The generating function for the permutations in $\operatorname{Av}(3124,4312)$ which are inflations of simple permutations of length at least 4 is hence given by

\[I_2 := S_2(c,c,m,c,m,m,m,c)\]
\[\;\;\;\;\;\;\;\;\;\;\;\;\;\;\;\;\; + \;\; S_{2,{[\text{has $d_2$}]}}(c,c,m,c,m,f-m,m,m).\]

The work we just did computed the enumeration of the permutations in $\operatorname{Av}(3124,4312)$ which are inflations of simple permutations in $\mathcal{G}_2$, denoted $I_2$.

Similarly, we can find the enumerations for the permutations which are inflations of simple permutations in $\mathcal{G}_1$ and $\mathcal{G}_3$, denoted $I_1$ and $I_3$, respectively.

Since $\mathcal{G}_1 \cap \mathcal{G}_2 = \mathcal{G}_3$, the set of all permutations in $\operatorname{Av}(3124,4312)$ which are inflations of any simple permutation of length at least 4 is enumerated by \[I_1 + I_2 - I_3.\]
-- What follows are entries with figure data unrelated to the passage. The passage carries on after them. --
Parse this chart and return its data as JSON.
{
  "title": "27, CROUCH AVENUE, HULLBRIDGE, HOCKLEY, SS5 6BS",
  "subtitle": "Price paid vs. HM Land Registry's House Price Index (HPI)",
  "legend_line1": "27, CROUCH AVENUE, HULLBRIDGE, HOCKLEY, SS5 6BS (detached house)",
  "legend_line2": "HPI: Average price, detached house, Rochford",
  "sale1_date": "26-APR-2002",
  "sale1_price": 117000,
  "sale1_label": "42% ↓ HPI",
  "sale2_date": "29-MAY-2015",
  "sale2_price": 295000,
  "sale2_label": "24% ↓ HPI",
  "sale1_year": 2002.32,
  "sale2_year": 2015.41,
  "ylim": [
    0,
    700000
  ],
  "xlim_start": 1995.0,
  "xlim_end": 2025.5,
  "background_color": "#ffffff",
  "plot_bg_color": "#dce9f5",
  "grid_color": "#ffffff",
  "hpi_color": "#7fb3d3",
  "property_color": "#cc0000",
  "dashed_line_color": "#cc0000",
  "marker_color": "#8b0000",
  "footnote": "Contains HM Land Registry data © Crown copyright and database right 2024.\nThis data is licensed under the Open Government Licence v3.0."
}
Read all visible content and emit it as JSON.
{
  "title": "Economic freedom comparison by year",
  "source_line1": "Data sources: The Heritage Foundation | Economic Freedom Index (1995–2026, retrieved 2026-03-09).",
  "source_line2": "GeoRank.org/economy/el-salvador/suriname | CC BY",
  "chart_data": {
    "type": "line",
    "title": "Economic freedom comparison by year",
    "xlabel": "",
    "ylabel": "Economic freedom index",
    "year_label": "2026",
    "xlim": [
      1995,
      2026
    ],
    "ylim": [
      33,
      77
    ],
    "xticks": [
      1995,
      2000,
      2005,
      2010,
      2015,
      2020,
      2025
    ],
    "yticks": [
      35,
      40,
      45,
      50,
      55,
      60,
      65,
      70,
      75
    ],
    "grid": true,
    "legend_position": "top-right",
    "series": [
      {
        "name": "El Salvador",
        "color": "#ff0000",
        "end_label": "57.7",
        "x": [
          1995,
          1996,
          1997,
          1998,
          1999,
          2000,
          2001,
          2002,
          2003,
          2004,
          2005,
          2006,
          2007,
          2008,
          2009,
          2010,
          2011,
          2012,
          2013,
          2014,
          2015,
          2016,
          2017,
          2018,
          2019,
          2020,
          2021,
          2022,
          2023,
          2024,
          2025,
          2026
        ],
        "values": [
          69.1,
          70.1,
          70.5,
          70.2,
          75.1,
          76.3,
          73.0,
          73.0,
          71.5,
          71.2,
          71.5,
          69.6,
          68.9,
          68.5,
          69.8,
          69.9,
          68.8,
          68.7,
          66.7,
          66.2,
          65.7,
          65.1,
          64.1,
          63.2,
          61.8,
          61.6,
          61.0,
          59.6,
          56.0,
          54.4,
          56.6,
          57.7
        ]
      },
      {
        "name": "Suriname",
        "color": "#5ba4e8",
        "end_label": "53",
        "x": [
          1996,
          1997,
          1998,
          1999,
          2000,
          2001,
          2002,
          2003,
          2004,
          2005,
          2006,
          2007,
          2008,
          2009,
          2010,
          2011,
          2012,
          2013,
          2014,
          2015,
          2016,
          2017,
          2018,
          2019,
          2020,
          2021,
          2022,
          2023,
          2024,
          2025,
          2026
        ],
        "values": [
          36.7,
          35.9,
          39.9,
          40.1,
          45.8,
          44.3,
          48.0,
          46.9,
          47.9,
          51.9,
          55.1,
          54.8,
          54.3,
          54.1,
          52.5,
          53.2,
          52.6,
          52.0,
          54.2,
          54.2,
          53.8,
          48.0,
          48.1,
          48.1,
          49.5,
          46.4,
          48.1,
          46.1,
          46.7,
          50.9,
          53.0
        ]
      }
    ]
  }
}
So, the generating function $f$ of $\oc$ satisfies

\[f = x + (xc+x)f + \frac{m(f+c-m)}{1+m} + \left(I_1 + I_2 - I_3\right).\]

Using SAGE, we find that

$\begin{align*}
f(x) &= \frac{\pa{8x^5 - 16x^4 + 28x^3 - 26x^2 + 9x -1} + \sqrt{1-4x}\pa{2x^4-8x^3+14x^2-7x+1}}{2x^2(1-6x+9x^2-4x^3)}\\[6pt]
&= x + 2x^2 + 6x^3 + 22x^4 + 88x^5 + 363x^6 + 1507x^7 + 6241x^8 + 25721x^9 + \cdots.
\end{align*}$

We don't have an algorithm to determine when the simple permutations of a class are geometrically griddable. However, of the remaining 11 2x4 classes which have not been enumerated, none of them seem to fit this criterion.

We have investigated a few ways to do parts of this algorithmically, but so far we are limited by computational power.